Jessica grew up in Silicon Valley, yet somehow ended up rather inept at technology. She dreams of reading luxurious novels all day in a greenhouse, and is guilty of writing puns for money. Majoring in Japanese and English literature made her both wary and weary of the Western canon. She can be bribed with milk tea. Follow her on Twitter @jamteayang.

I follow John Cho on Twitter. In keeping with that timeless adage “never meet your heroes,” I usually don’t follow celebs online. (The internet age version of this is “never follow your faves online in case they tweet some inane shit and all your dreams are destroyed.”) John Cho is one of my few exceptions to the rule because, well, look at him! He’s easy on the eyes, a great actor, and not afraid to call out racist BS. What’s not to love?


But every time he tweets, I feel a twinge of sorrow. I see his name on my feed, remember the TV show Selfie, and have a technicolor flashback to what could have been. We could have it all—an adorable romance with an Asian American leading man!—but no. For those not in the know, Selfie is a modern tale in the same vein as the play Pygmalion and My Fair Lady: One hapless lady in need of guidance plus one stuffy yet handsome dude who can transform her into what society expects her to be. Romantic shenanigans ensue. (Also, some sexism. But I like to think that Selfie had less of that.)

To this day, it still breaks my heart that Selfie was cancelled. In recent years, plenty of people have fancast John Cho in famous Hollywood films using the hashtag #StarringJohnCho by @its_willyu, but I think we can go further than that. I just bet John Cho, like Lucy Liu, would knock it out of the park portraying your literary classic fave.

Want a few examples? No? Too bad, you’re getting some. First off, John Cho has a great stormy face. (This is a sentiment I will definitely regret writing in the future.) If Netflix is looking to develop an adaptation of Wuthering Heights, maybe consider casting Cho as the brooding and vengeful Heathcliff? You’re welcome. I’m a genius.

Persuasion by Jane Austen

On a lighter (but still brooding and manly) note, how about Captain Wentworth from the Austen book Persuasion? Captain Wentworth—he of the famous line “I am half agony, half hope“—is a total heartthrob, and therefore suited for John Cho to portray. Honestly, John Cho would be perfect as pretty much any Austen hero. (Lucy Liu would also be perfect as any Austen hero or heroine.)

Speaking of books from around that general time period, let’s throw Jane Eyre into the mix. As much as I like to not think about Jane Eyre (it’s just so sad! and kind of bizarre), John Cho would be pretty cool as a grouchy yet passionate Mr. Rochester. Also, shoutout to the modern Korean American retelling of Jane Eyre that is Re Jane by Patricia Park! It’s an A+ read, and super underrated. You should read it.

And to round out this list, here’s one more classic that John Cho would be stellar in: Frankenstein. I mean, come on. Think about it.
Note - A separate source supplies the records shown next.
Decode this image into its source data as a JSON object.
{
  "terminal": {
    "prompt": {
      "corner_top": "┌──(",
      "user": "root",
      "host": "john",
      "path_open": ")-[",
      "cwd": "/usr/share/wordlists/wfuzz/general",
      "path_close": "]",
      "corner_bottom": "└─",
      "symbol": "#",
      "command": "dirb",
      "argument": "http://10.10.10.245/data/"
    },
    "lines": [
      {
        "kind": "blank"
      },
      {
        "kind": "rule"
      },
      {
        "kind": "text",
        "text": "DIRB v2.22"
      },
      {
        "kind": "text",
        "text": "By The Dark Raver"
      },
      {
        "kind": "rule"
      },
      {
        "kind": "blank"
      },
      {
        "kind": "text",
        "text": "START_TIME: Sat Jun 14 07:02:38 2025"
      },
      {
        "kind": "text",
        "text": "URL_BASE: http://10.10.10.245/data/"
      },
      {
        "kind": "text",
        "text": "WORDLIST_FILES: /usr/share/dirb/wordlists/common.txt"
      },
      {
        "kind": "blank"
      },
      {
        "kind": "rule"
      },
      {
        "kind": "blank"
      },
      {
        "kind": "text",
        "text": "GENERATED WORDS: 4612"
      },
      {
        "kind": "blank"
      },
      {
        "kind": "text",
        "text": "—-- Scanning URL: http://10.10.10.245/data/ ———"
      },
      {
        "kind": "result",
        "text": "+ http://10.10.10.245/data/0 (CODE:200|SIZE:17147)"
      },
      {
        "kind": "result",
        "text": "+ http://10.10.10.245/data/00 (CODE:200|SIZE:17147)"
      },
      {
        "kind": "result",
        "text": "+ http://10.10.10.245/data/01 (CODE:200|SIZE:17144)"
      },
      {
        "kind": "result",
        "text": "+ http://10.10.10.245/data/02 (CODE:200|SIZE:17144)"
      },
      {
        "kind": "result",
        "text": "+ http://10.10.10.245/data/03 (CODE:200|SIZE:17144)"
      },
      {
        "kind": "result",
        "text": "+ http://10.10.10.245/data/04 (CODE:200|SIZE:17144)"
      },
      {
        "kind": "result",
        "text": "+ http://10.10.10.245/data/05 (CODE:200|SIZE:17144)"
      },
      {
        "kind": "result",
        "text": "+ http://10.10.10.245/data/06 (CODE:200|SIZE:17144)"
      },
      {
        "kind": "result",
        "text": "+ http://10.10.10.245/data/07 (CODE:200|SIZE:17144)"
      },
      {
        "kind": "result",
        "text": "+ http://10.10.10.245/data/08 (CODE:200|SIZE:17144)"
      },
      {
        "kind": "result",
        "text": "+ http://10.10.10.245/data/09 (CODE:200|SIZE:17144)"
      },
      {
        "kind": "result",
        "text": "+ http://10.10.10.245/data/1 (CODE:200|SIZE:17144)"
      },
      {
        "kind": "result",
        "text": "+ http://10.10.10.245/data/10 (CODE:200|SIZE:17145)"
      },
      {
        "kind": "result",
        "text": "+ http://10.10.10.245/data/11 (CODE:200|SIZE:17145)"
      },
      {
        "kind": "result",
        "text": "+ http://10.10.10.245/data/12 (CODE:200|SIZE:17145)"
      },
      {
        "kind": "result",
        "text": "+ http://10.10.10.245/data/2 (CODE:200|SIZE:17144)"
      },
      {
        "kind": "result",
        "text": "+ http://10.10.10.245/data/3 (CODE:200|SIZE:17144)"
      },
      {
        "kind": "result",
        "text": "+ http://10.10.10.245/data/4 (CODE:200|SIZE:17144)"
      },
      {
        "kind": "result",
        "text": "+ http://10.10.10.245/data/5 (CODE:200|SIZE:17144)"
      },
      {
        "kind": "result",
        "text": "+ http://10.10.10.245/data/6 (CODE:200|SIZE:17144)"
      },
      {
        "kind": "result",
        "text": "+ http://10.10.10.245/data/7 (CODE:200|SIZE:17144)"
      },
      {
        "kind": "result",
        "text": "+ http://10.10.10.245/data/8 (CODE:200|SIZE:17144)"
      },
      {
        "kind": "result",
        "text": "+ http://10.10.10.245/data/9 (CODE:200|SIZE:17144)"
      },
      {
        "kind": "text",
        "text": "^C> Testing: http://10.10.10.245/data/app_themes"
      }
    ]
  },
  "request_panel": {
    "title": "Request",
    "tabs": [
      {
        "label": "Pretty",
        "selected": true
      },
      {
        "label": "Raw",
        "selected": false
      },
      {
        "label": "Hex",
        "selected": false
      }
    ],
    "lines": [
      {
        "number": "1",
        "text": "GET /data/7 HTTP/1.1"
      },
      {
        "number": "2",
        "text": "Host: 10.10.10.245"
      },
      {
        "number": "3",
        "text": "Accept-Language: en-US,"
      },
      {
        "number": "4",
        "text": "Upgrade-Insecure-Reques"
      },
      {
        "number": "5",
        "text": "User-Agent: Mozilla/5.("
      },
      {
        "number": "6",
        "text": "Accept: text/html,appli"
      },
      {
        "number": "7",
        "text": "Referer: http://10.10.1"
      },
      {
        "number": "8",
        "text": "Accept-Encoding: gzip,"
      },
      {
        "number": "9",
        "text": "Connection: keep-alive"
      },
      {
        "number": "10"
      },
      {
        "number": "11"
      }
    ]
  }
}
Victor Frankenstein creates his monster, and as the story progresses, struggles with his decision and the consequences of his act of creation—all while becoming more and more monstrous himself. Ultimately, you have to ask, who is the real monster here? This is the kind of conflict that I bet Cho would excel at portraying. It’s meant to be, I’m telling you.

The fact that John Cho hasn’t gotten a lasting role as a leading man (*sobs quietly about Selfie*) is absurd…

Hollywood, and media in general, needs to do a much better job at Asian representation. (Like, obviously.)

Every time Hollywood churns out another mediocre whitewashed movie—’sup, Ghost in the Shell!—it’s just another slap in the face. I dream of the day when the script is flipped, and Asians are everywhere in your fave literary classic adaptations and Hollywood blockbusters.